For Pop-songwriter Elisabeth Beckwitt, music has been a constant in her life since day one; since the first notes she played on the piano. At age eight, living in her hometown of Lexington, MA, Elisabeth discovered her love for performance when she, her parents, and her older brother began putting on small concerts for their friends and family. With her mother on violin and brother and father on piano, Elisabeth’s love for music, specifically for singing, started to bloom. Though fond memories of music filled her early years, Elisabeth’s childhood was not without its hardships.

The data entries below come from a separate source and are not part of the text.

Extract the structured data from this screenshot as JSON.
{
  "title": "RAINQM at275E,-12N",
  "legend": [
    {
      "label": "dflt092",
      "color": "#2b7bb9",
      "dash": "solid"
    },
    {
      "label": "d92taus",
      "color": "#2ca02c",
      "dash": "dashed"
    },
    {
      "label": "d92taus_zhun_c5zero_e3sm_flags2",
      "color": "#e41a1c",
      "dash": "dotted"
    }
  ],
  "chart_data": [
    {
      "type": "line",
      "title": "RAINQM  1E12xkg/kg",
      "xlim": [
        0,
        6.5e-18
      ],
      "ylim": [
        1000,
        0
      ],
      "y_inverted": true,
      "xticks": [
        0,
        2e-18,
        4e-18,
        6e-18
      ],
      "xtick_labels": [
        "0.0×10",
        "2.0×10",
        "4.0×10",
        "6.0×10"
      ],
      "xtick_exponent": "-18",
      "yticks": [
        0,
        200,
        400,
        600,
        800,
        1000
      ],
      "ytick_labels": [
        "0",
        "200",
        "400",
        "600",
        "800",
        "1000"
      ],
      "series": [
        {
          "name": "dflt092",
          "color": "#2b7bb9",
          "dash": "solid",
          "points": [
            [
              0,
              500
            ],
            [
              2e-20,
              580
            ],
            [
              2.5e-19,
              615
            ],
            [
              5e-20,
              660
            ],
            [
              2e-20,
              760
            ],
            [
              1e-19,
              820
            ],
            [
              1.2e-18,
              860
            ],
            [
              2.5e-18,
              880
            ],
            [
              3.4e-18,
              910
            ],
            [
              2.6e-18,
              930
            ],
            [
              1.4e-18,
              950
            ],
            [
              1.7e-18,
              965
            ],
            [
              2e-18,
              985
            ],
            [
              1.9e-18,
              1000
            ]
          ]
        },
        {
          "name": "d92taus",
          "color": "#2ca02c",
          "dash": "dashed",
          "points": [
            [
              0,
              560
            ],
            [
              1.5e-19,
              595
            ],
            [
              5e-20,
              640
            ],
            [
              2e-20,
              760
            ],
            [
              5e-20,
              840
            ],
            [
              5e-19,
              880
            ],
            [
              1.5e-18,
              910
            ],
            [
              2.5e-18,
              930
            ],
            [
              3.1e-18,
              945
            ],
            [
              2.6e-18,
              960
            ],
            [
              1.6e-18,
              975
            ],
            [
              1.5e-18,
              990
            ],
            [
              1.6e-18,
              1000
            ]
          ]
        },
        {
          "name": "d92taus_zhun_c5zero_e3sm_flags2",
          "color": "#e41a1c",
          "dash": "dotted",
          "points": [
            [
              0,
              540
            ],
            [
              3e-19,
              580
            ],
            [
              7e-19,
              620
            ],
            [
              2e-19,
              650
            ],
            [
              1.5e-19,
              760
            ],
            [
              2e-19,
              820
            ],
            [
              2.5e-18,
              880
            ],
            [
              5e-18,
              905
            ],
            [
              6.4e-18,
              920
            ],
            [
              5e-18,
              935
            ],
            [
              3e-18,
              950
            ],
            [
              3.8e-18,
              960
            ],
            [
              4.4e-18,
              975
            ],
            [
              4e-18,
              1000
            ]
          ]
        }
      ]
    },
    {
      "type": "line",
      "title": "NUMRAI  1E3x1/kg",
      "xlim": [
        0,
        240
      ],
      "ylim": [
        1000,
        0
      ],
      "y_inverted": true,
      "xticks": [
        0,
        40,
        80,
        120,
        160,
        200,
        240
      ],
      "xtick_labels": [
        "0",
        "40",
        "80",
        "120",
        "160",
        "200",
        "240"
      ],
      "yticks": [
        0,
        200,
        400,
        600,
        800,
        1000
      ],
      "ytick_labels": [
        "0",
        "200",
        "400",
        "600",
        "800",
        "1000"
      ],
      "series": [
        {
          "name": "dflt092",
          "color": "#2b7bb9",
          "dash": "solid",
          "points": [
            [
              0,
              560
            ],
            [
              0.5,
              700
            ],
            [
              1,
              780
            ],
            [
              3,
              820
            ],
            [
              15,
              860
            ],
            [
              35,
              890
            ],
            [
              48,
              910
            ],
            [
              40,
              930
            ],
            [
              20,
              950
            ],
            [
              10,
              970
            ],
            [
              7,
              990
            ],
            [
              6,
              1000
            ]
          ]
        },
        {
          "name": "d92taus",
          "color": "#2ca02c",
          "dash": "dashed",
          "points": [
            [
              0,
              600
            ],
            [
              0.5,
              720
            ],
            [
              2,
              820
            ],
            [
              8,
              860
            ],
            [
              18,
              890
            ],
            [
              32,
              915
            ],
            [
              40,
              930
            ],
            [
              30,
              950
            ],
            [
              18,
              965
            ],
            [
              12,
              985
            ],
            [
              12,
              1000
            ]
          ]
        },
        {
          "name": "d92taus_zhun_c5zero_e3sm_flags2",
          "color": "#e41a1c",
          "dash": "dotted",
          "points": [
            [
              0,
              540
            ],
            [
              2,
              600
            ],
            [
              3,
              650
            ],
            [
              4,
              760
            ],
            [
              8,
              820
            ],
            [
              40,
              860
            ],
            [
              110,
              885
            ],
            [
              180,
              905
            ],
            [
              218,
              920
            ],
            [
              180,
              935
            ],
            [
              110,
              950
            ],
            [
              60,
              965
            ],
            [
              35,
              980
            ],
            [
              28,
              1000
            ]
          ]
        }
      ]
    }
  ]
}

Throughout her teenage years, Elisabeth struggled with severe anxiety and depression stemming from childhood abuse. Elisabeth’s struggles led her to seek professional psychiatric assistance, where she was eventually diagnosed with a mental disorder. The help Elisabeth received gave her the tools she needed to make it through a difficult time in her life while teaching her to manage her diagnosis. It is her hope that by being open about her disorder and sharing her personal struggles, she can help to erase the stigma that is oftentimes associated with mental health.

 

Presently, Elisabeth takes inspiration from indie-pop acts such as Ingrid Michaelson and Sara Bareilles. She writes with heart and confidence, her clear voice typically accompanied by melodic piano. In April 2017, Elisabeth released a music video for her track “One More,” a project that serves to open up a dialogue for those struggling with addiction in all of it's many forms. Fresh off the release of her latest EP “Gray Again,” Elisabeth premiered a music video for her teenage lesbian love anthem “Isabella” and a series of live performance videos called the "Static Sessions.”

I write for the child that doesn’t feel safe in their own home. I write for the awkward teenager who is struggling with their identity. I write for the depressed, and the addicts, and the abused. I write for them because I am them, and I know what it is to feel unheard. I want to write the music that I needed in the darker times of my life, because I got through them and I know that you can’t do it alone.